2. Non recognition of the foreign branch as a permanent establishment
Lastly, the Court analysed whether the Malaysian branch could qualify as a PE under the DTT, by looking at the wording of the DTT and the OCED commentary to the OCED model convention. The judges analysed (i) the existence of a place of business, i.e. a physical place of business of any kind, in particular, a branch or an office, (ii) the fixed nature of that place of business, i.e. it must be established in a specific place and be characterized by a certain degree of permanence, and (iii) the carrying on of all or part of the business of the undertaking in question through that place of business in the sense that persons carry on the business in the State in which the fixed place of business is situated, in this case in Malaysia and (iv) the absence of any preparatory or auxiliary character of that business.
The taxpayer was not able to provide coherent, non-contradictory and substantial evidence as to the existence and the exact place of the leased offices of the branch, the existence of an activity at the level of the branch, as it had no employee or the carrying out (part) of the business of the LuxCo through it, leading the judges to deny the qualification of PE to the Malaysian branch.

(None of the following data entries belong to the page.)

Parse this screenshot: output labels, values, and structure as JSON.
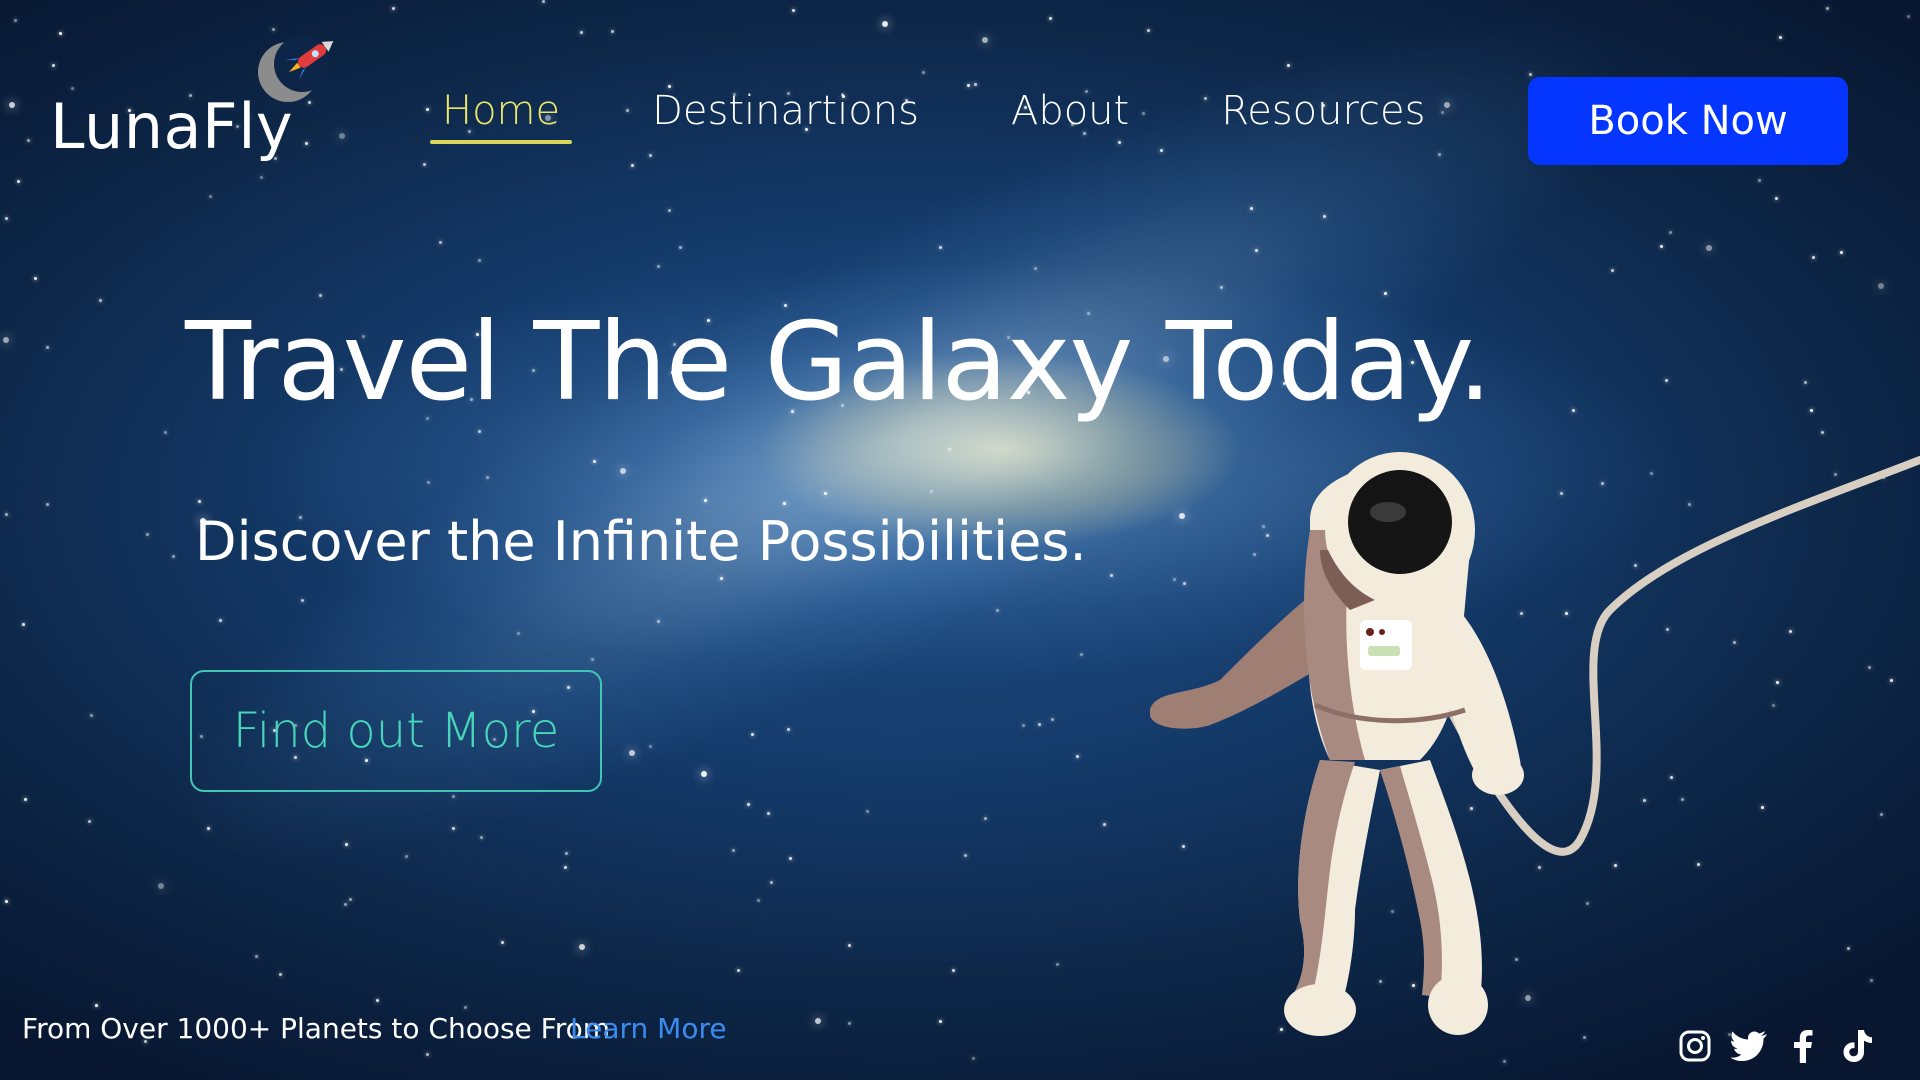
{
  "brand": {
    "name": "LunaFly",
    "logo_icon": "moon-rocket-icon"
  },
  "nav": {
    "items": [
      {
        "label": "Home",
        "active": true
      },
      {
        "label": "Destinartions",
        "active": false
      },
      {
        "label": "About",
        "active": false
      },
      {
        "label": "Resources",
        "active": false
      }
    ],
    "active_color": "#e9e66b"
  },
  "book_button": {
    "label": "Book Now",
    "color": "#0536ff"
  },
  "hero": {
    "title": "Travel The Galaxy Today.",
    "subtitle": "Discover the Infinite Possibilities.",
    "cta_label": "Find out More",
    "cta_color": "#47d6b9"
  },
  "footer": {
    "note": "From Over 1000+ Planets to Choose From",
    "learn_more": "Learn More",
    "link_color": "#3a8cf0"
  },
  "socials": [
    "instagram-icon",
    "twitter-icon",
    "facebook-icon",
    "tiktok-icon"
  ]
}
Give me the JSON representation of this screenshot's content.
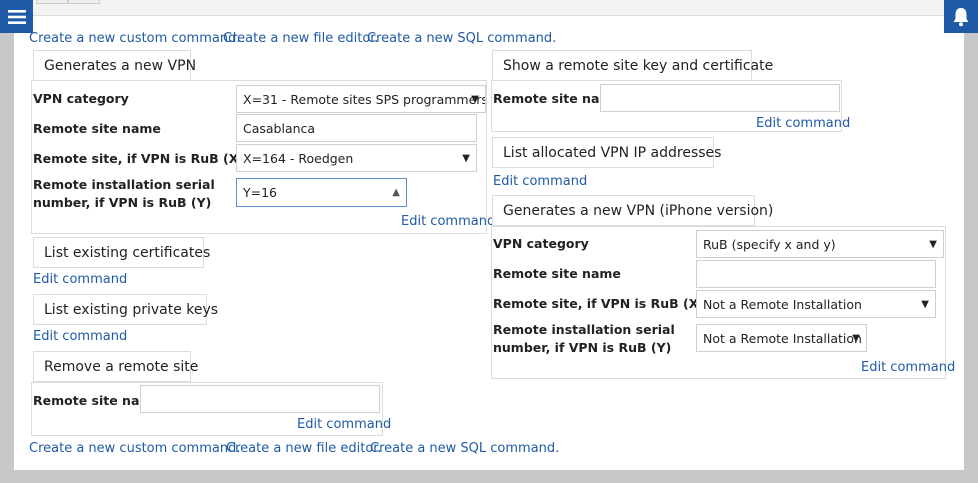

Finally, the Court did not analyse the abuse of law aspects of the appeal as it would not change the above conclusions.
Conclusion
On the qualification of financial instruments for Luxembourg tax purposes, this case further clarifies on the relevant characteristics to be analysed and sets aside arguments often invoked but not relevant in this context such as the principle of attachment of the tax and commercial balance sheet. On the method, the Court recalls that the assessment is not an “arithmetical computation” based on a listing of the characteristics but a balance of characteristics and context.
Incidentally, the Court tackles the subject of the right balance between debt and equity for a holding company. First, it confirms once again that the administrative practice requiring a 85/15 debt-to-equity ratio is not legally binding and thus should be disregarded and secondly provides insight on how the Court analyses a debt capacity analysis and at which stage this debt capacity becomes relevant, i.e. during the qualification of the financial instrument stage.
The major contribution of this “landmark” decision is that the debt-to-equity ratio has now been clearly reframed as being one of the major components assessed during the process of qualification of a financial instrument (within the second limb where one should assess the overall operations the financial instrument is financing) rather than a stand-alone concept applied after the fact.